CloudSnorkel / CloudWatch2S3

Logging infrastructure for exporting all CloudWatch logs from multiple accounts to a single S3 bucket
MIT License
48 stars 26 forks source link

Lambda.MissingRecordId #3

Open rsw31106 opened 4 years ago

rsw31106 commented 4 years ago

Hi I get some error message "errorCode":"Lambda.MissingRecordId","errorMessage":"One or more record Ids were not returned. Ensure that the Lambda function returns all received record Ids." in LogProcessorFunction

most of logs are deliveried to S3, but some logs got that error, How could I solve this?

kichik commented 4 years ago

Is it possible the result is over the 6mb Lambda limit?

https://github.com/CloudSnorkel/CloudWatch2S3/blob/d1b23d6c4509e89c91f5c0c67126643761fe4846/CloudWatch2S3.template#L513-L521

Do the records ever come back in the next chunk or are they completely lost?

rsw31106 commented 4 years ago

Thank you for your reply, record is not over 6mb, I am not sure all of error records are completely lost, but when I check with other db, I could confirm some records are completely lost. If S3's data is 70mb, error data is approximately 1mb,

kichik commented 4 years ago

Would you be able to add some logging at line 521 so we can confirm it's not this? I can't find any other code path that would cause this.

rsw31106 commented 4 years ago

Yes you are right, I am sorry. some records are over 6mb. How could I handle this to make it under 6mb? Processing Lambda Buffer Size is already 1mb, timeout is 60 seconds.

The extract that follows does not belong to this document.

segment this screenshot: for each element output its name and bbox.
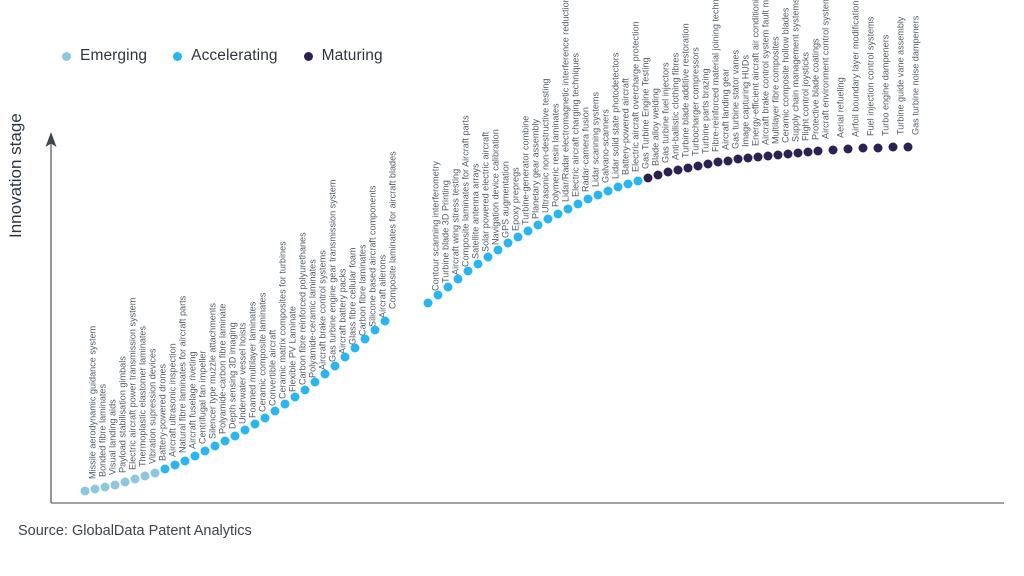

kichik commented 4 years ago

Ok, good. At least there is no mystery bug :) I should add a log line there anyway so it's clearer next time.

Easiest solution is to set log format to CloudWatch JSON (GZIP) and then the lambda is not used at all.

If that doesn't work, the solution depends on your data. Is a single log line over 6mb or just a chunk of them together?

If it's a bunch of them together, you can reduce ProcessorBufferSizeHint and/or ProcessorBufferIntervalHint.

If a single line item is over 6mb, I'm not sure what can be done. If that's the case, I'll have to think about it.

rsw31106 commented 4 years ago

Thank you for your reply, I need decoded log in s3, so lambda has to be called I guess, ProcessorBufferSizeHint and ProcessorBufferIntervalHint is already min value(1mb,60seconds), Could increasing shard count solve this? or If I add Kinesis Trigger to LogProcessorFunction and set Kinesis Trigger batchsize option to 50(default 100) , would it work?

kichik commented 4 years ago

Reducing the batch size might help, assuming there is no single record that's too big on its own. I don't think shard count will make a difference.

I added some more logging around this to missing_records_3 branch. Can you try it out and let me know what shows up in the processor function logs? If it's the second one, maybe we can requeue records. If it's the first, maybe we can break records down and requeue the rest.

rsw31106 commented 4 years ago

I tried your log, but logGroup key error occurred, so I change it to "Skipping single record that's over 6MB" and "Skipping record as output is over 6MB". and Log result was the second one "Skipping record as output is over 6MB". how can we requeue records?

kichik commented 4 years ago

Thanks. We need to give the processor function permission to add records to the stream and then resend them if they're too big for the output. I'll give it a shot after the holidays.

kichik commented 4 years ago

Gave it a second thought and manually requeuing records might cause result in out of order logs. So instead I tried explicitly setting retry count and properly reporting records being dropped or failed. Same branch. Can you give it another shot?

rsw31106 commented 4 years ago

I changed LogProcessorFunction as yours. but I could not add NumberOfRetries in template. I think I have to change template itself in CloudFormation but I am afraid to do that. Is there any other way? I just changed and let me know you whether MissingRecordId solved tomorrow

kichik commented 4 years ago

You can update the stack and ask to see the changes it's going to make before applying them. The documentation states a replacement is not required for NumberOfRetries change. If you want to manually update the parameter, it should be available under the delivery stream in the UI.

rsw31106 commented 4 years ago

Hi, I tried, there is no more MissingRecordId but get "Failing record as output is over 6MB" log and I checked these failed logs are in s3 processing-failed folder as raw data.

kichik commented 4 years ago

Progress! 😄 Were you able to set retries? Or did that not help?

rsw31106 commented 4 years ago

No, I could not set retries, I need manual update so I tried to find in UI but I couldn't. I found asynchronous invocation retries count in Lambda UI and this is set to 2, I don't know this value would be right.

kichik commented 4 years ago

It's an option of Firehose, not Lambda. But either way doesn't seem to be available in the UI. You can try using aws firehose update-destination. You would probably have to dump the old JSON configuration and then pass the new modified one.